Mattur (or Mathoor) is a village in Shivamogga district near the city of Shivamogga in Karnataka state, India, known for the usage of Sanskrit for day-to-day communication, although the general language of the state is Kannada. Mattur is known for being one of the few Sanskrit-speaking villages of India. Their native language is Sankethi, which is a mixture of Sanskrit, Tamil and Kannada.
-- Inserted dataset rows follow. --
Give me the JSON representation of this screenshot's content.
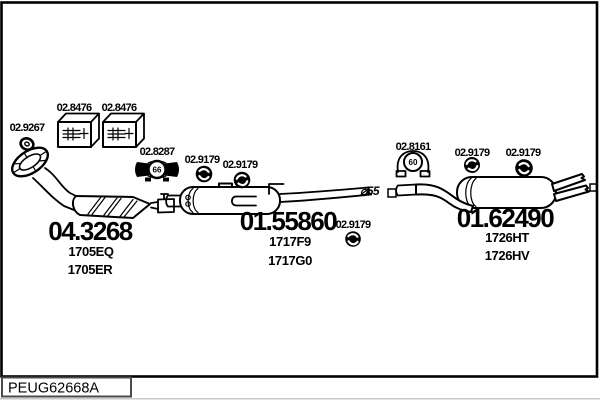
{
  "colors": {
    "ink": "#000000",
    "background": "#ffffff"
  },
  "footer": {
    "code": "PEUG62668A"
  },
  "parts": {
    "flange_gasket": {
      "ref": "02.9267"
    },
    "clamp_kit_left": {
      "ref": "02.8476"
    },
    "clamp_kit_right": {
      "ref": "02.8476"
    },
    "clamp_66": {
      "ref": "02.8287",
      "diameter": "66"
    },
    "hanger_mid_1": {
      "ref": "02.9179"
    },
    "hanger_mid_2": {
      "ref": "02.9179"
    },
    "hanger_mid_3": {
      "ref": "02.9179"
    },
    "clamp_60": {
      "ref": "02.8161",
      "diameter": "60"
    },
    "hanger_rear_1": {
      "ref": "02.9179"
    },
    "hanger_rear_2": {
      "ref": "02.9179"
    },
    "catalytic_converter": {
      "ref": "04.3268",
      "variant_1": "1705EQ",
      "variant_2": "1705ER"
    },
    "centre_silencer": {
      "ref": "01.55860",
      "variant_1": "1717F9",
      "variant_2": "1717G0"
    },
    "rear_silencer": {
      "ref": "01.62490",
      "variant_1": "1726HT",
      "variant_2": "1726HV"
    },
    "pipe_diameter": {
      "label": "⌀55"
    }
  }
}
Mattur is located by the Tunga River around 4 kilometres from Shivamogga and has long been known as a centre of learning for Sanskrit and Vedic studies. According to copper plate inscriptions preserved by the archaeology department, Mattur, along with neighbouring Hosahalli, was gifted to the people by the emperor of Vijayanagara in 1512.

Sanskrit is the main language of a majority of the 5,000 residents of this village and is a required subject in schools. This rare trait received a significant boost in 1982 when Vishvesha Theertha, pontiff of Udupi's Pejawara Matha, visited the Mattur and dubbed it, "the Sanskrit village". The village has produced over 30 professors of Sanskrit who teach in universities across Karnataka.

Mattur's twin village, Hosahalli, shares almost all the qualities of Mattur. Hosahalli is situated across the bank of the Tunga River. These two villages are almost always referred to together. Mattur and Hosahalli are known for their efforts to support Gamaka art, which is a unique form of singing and storytelling in Karnataka.

Mattur has traditionally been home to a community of Sankethi Brahmins among its residents. It has a temple of Rama, a Shivalaya, Someshwara Temple and Lakshmikeshava Dhurga Temple.